Monday, October 28, 2013

Bolognese Sauce

Good afternoon,

Today marks the start of "pork week" at school. To get ready for this I decided [on Friday] that I was going to make something with pork in it this weekend, as a way to kind of ease into it. Well, as of Sunday morning I still hadn't figured out what I was going to make. I had picked up a cooking magazine and I was flipping through it and I found this recipe for bolognese sauce. I was surprised about how delicious it sounded to me since I'm not normally a big red meat/pork person. I decided to give it a shot, I think it came out really well and it was really easy to make! The only down side is that it makes A LOT, like Matt and I each ate a serving and it still doesn't look like we have touched it! I think I might freeze some, and next time I make it I think I would cut the recipe in half. This would be a great thing to make if you were having people come over, especially on a chilly day!
Bolognese Sauce (serves 8ish)
1# ground beef chuck
1# ground pork
4 oz pancetta, finely chopped
1 carrot, diced
2 stalks celery, diced
1 large onion, diced
1 cup milk
2 cups chicken broth
1 14.5oz can crushed tomatoes
2 tbs. olive oil
1 1/4 cups red wine
Salt and Pepper
2 tsp. dried herbs
1 tsp. red pepper flakes
3/4 tsp. worcestershire sauce

Start by roughly chopping the onion, celery, and carrots then putting them in a food processor and pulsing until they are finely chopped.
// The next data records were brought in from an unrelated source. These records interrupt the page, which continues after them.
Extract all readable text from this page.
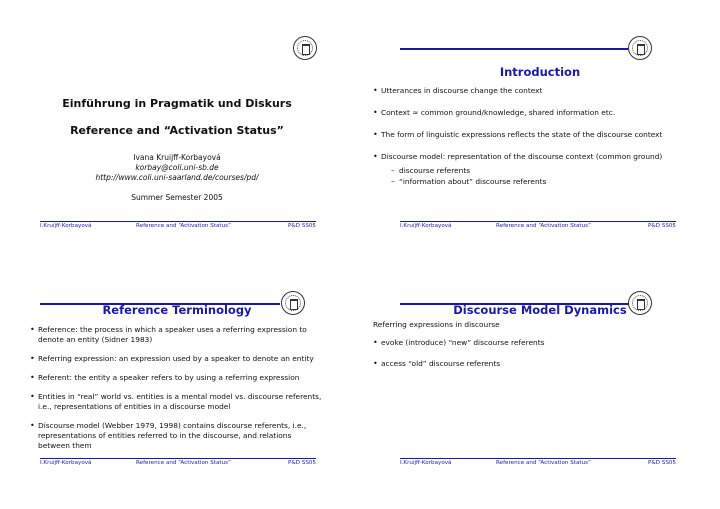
Einführung in Pragmatik und Diskurs
Reference and “Activation Status”
Ivana Kruijff-Korbayová
korbay@coli.uni-sb.de
http://www.coli.uni-saarland.de/courses/pd/
Summer Semester 2005
I.Kruijff-Korbayová	Reference and “Activation Status”	P&D SS05
Introduction
• Utterances in discourse change the context
• Context ≈ common ground/knowledge, shared information etc.
• The form of linguistic expressions reflects the state of the discourse context
• Discourse model: representation of the discourse context (common ground)
– discourse referents
– “information about” discourse referents
I.Kruijff-Korbayová	Reference and “Activation Status”	P&D SS05
Reference Terminology
• Reference: the process in which a speaker uses a referring expression to denote an entity (Sidner 1983)
• Referring expression: an expression used by a speaker to denote an entity
• Referent: the entity a speaker refers to by using a referring expression
• Entities in “real” world vs. entities is a mental model vs. discourse referents, i.e., representations of entities in a discourse model
• Discourse model (Webber 1979, 1998) contains discourse referents, i.e., representations of entities referred to in the discourse, and relations between them
I.Kruijff-Korbayová	Reference and “Activation Status”	P&D SS05
Discourse Model Dynamics
Referring expressions in discourse
• evoke (introduce) “new” discourse referents
• access “old” discourse referents
I.Kruijff-Korbayová	Reference and “Activation Status”	P&D SS05
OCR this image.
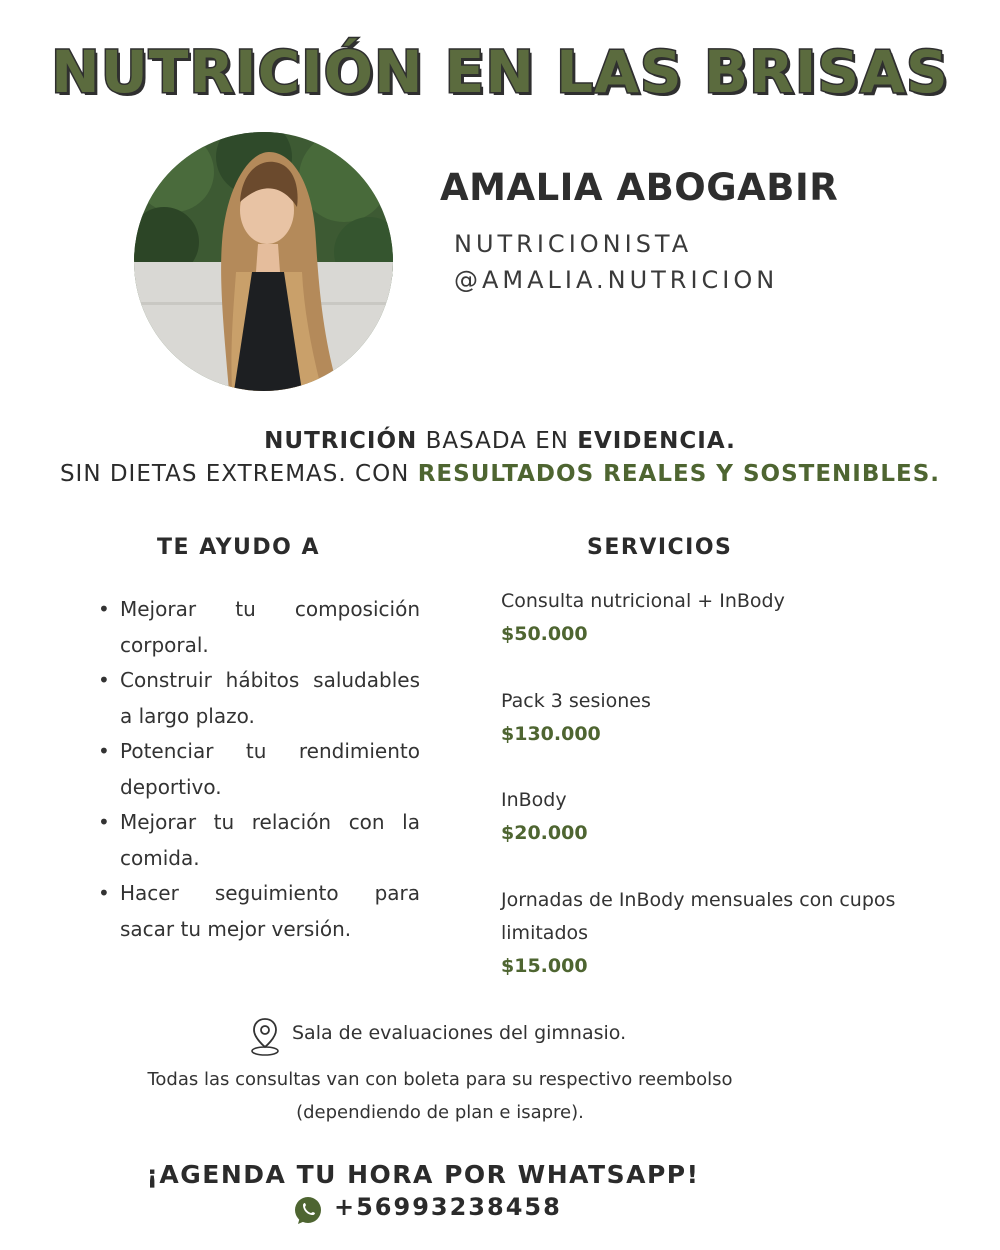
NUTRICIÓN EN LAS BRISAS
AMALIA ABOGABIR
NUTRICIONISTA
@AMALIA.NUTRICION
NUTRICIÓN BASADA EN EVIDENCIA.
SIN DIETAS EXTREMAS. CON RESULTADOS REALES Y SOSTENIBLES.
TE AYUDO A	SERVICIOS
• Mejorar tu composición corporal.
• Construir hábitos saludables a largo plazo.
• Potenciar tu rendimiento deportivo.
• Mejorar tu relación con la comida.
• Hacer seguimiento para sacar tu mejor versión.
Consulta nutricional + InBody
$50.000
Pack 3 sesiones
$130.000
InBody
$20.000
Jornadas de InBody mensuales con cupos limitados
$15.000
Sala de evaluaciones del gimnasio.
Todas las consultas van con boleta para su respectivo reembolso
(dependiendo de plan e isapre).
¡AGENDA TU HORA POR WHATSAPP!
+56993238458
If you want the veggies to be more noticeable in the sauce or you don't have a food processor then just small dice them. In a big pot, brown the meats and veggies in the oil until all of the meat is cooked through. Season with salt and pepper. Add the wine and bring to a boil and reduce for 2 minutes. Then add the milk and bring it to a boil again and reduce until all of the liquid has evaporated, 8-10 minutes. Now add the crushed tomatoes [both the tomatoes and juice] and the chicken broth. Bring to a boil and then reduce to a simmer. At this point you can add the pepper flakes and herbs of your choice [if you want]. Simmer the sauce for 2-3 hours. If the liquid evaporates before then you can add water in 1/2 cup increments. Add the worcestershire sauce once the sauce is done. Serve over pasta or spaghetti squash.
I think that this would also be good with some lemon juice or fresh basil. Something to freshen the sauce up since it is so heavy and rich!